In the operation of the ion source configured in this way, the work function of TiC4 on the surface of the hollow cathode 1 is
It has a low 2.63 eV, high temperature stability, low sputtering rate, and is stable against chemically active gases, making it possible to obtain stable discharge over a long period of time with low power.

Effects of the Invention As explained above, according to the present invention, the hollow cathode in the hollow cathode ion source is
Since Ti is deposited on a substrate such as tantalum, and TiC is deposited on top of it, it is formed into a cylinder and installed in the heat shield member, so it is not as complicated as the conventional manufacturing method of carbide emitters. TiC hollow cathodes can be obtained simply and easily without using time-consuming processes, and can be discharged with low power.Furthermore, since a heat shield material is provided, high temperature stability is achieved and the lifespan is extended. It can be extended dramatically and the load on the pump system can be reduced.
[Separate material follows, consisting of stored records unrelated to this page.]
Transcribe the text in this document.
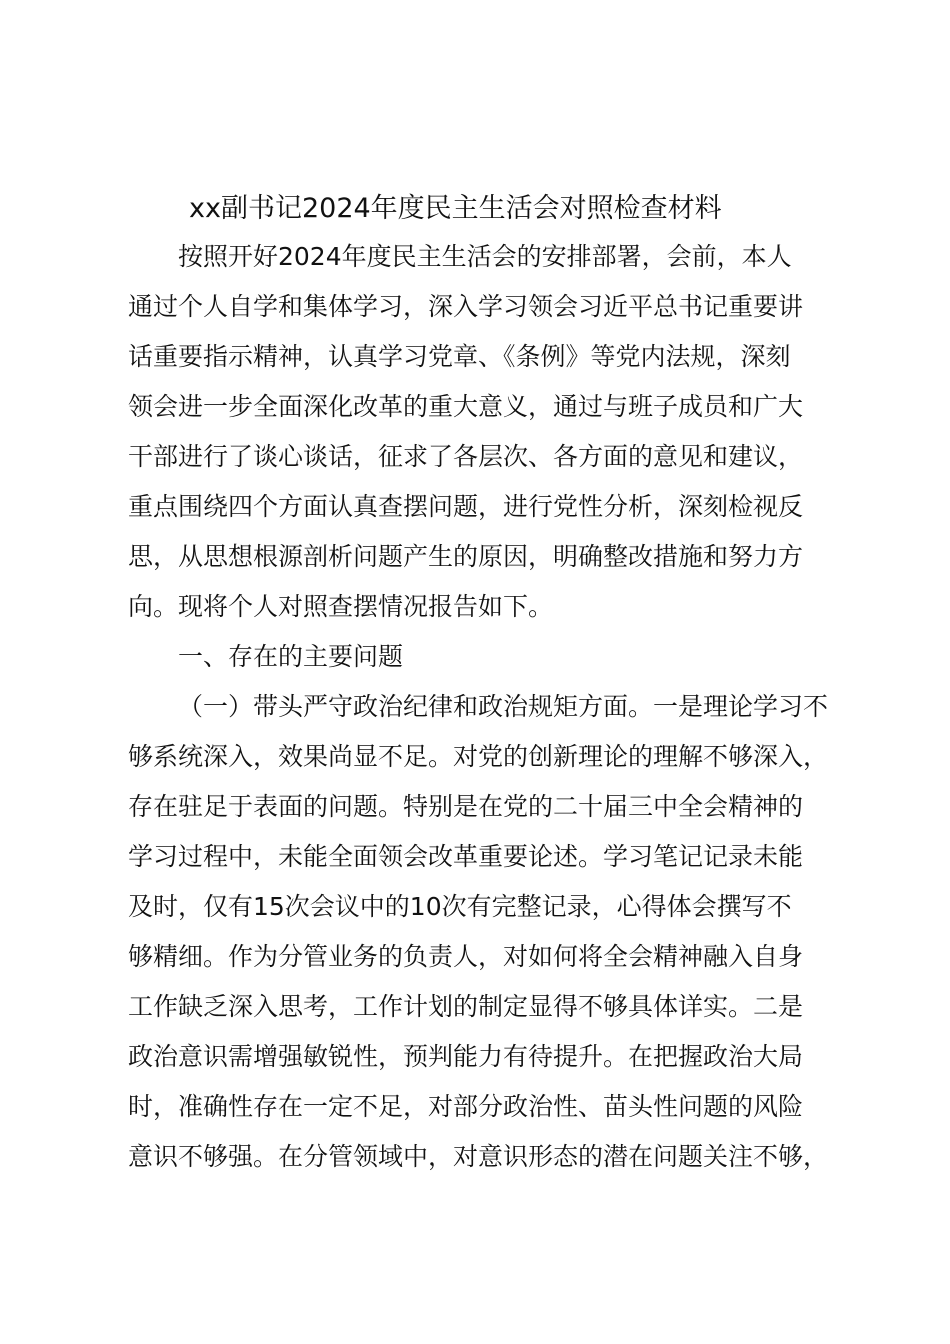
xx副书记2024年度民主生活会对照检查材料

按照开好2024年度民主生活会的安排部署，会前，本人

通过个人自学和集体学习，深入学习领会习近平总书记重要讲

话重要指示精神，认真学习党章、《条例》等党内法规，深刻

领会进一步全面深化改革的重大意义，通过与班子成员和广大

干部进行了谈心谈话，征求了各层次、各方面的意见和建议，

重点围绕四个方面认真查摆问题，进行党性分析，深刻检视反

思，从思想根源剖析问题产生的原因，明确整改措施和努力方

向。现将个人对照查摆情况报告如下。

一、存在的主要问题

（一）带头严守政治纪律和政治规矩方面。一是理论学习不

够系统深入，效果尚显不足。对党的创新理论的理解不够深入，

存在驻足于表面的问题。特别是在党的二十届三中全会精神的

学习过程中，未能全面领会改革重要论述。学习笔记记录未能

及时，仅有15次会议中的10次有完整记录，心得体会撰写不

够精细。作为分管业务的负责人，对如何将全会精神融入自身

工作缺乏深入思考，工作计划的制定显得不够具体详实。二是

政治意识需增强敏锐性，预判能力有待提升。在把握政治大局

时，准确性存在一定不足，对部分政治性、苗头性问题的风险

意识不够强。在分管领域中，对意识形态的潜在问题关注不够，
[Brief explanation of drawings]

FIG. 1 is a partial cross-sectional plan view schematically showing an embodiment of the present invention, and FIG. 2 is a cross-sectional view taken from the arrow - in FIG. 1. In the figure, 1: hollow cathode, 2: tantalum substrate, 3: Ti layer, 4: TiC layer, 5: tungsten wire, 6: insulating member, 7: anode, 8, 9: double heat shield, 10: ion Drawer slit.

Claims (1)

[Claims] 1 In a hollow cathode discharge type ion source that generates plasma and generates ions by hollow cathode discharge between a cathode having a large area and an anode provided electrically insulated from the cathode, tantalum, A hollow cathode discharge type ion source characterized by having a cylindrical cathode in which titanium is deposited on a substrate such as tungsten, and TiC is deposited on top of the titanium, and the cathode is mounted in a heat shield member.